Friday, July 8, 2011

Communicate With An Egomaniac

 Attempting to communicate with an ego maniac is somewhat akin to dealing with a hangover. At time it can be highly unpleasant, it can serve as confirmation that your time was unwisely spent, and at its worst, it can make you feel like either jumping from a cliff or pushing the ego maniac into the path of an oncoming bus (or, with reversing the order, perhaps even both). In any case, it is a challenge that can be successfully met, but not without a bit of deftness.

We are all familiar with the classic ego maniac. They are overstuffed with their own self-important image.
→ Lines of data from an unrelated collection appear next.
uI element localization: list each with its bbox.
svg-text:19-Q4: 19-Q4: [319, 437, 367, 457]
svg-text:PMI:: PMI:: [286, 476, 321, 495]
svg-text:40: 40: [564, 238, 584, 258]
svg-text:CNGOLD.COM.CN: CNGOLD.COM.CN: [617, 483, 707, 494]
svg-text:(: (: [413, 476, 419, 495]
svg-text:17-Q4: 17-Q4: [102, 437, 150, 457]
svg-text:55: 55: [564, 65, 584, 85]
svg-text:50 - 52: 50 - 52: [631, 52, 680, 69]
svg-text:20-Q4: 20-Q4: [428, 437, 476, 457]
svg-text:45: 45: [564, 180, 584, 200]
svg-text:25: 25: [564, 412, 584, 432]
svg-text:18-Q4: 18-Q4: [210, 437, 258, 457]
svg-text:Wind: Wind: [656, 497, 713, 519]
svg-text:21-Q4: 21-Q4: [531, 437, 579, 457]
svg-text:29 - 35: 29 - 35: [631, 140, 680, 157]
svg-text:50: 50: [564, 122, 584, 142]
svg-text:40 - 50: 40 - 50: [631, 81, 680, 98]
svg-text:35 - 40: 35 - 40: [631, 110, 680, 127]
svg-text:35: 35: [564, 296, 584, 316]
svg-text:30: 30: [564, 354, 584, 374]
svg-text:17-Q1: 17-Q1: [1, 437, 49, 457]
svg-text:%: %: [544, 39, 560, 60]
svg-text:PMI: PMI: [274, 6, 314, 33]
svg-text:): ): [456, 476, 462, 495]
They are often ruthless and manipulating, generally have a sense of entitlement, seek and use power for its own sake, and are often intimidating and explosive. They are quite often bullies, either physical, intellectual, or both. Some are brilliantly successful and will sprint unimpeded to the very top, some will self-destruct  in a quick and ugly flash of personal or professional conflagration. Nevertheless, they are out there and we must deal with them. They are our colleagues, our bosses, our family, friends and adversaries, and we will generally find ourselves better off if we can communicate effectively with them.

Easier said than done, right?

Of course. But let's assume that it is indeed in our self-interest to find and effective way to communicate with an ego maniac. How should we proceed?

White it's not an exact science, you might consider the following suggestions?
  • When making a proposal or suggestion, let them think it's their idea. Once they see the logic. allow them to take it and run with it. quietly shift the ownership to them, and add comments that augment the brilliance of what is now proudly their own.
  • Focus on solution, not problems. Nobody wants problems thrown over the wall and dumped into their laps. Bring well-considered recommendation to deal with each of the problems. Always look to solve, not shirk.
  • Provide options. Be prepared to offer your own favored course of action, along with your reasoning, but don't necessarily expect an ego maniac to pay attention to it. However, a vigorous defense of your recommendation is sometimes respected by just such a person Again, don't expect too much.
  • Allow them all the credit . They need it more than you. Don't fight over this, and by all means don't fight their ego with yours.
  • Remember that they have little empathy. Here, with deftness, you can provide an opinion on how a decision may impact others, including yourself. If you don't bring it up, they'll likely never see it. It's a huge blind spot for them which you can turn and then work to your advantage.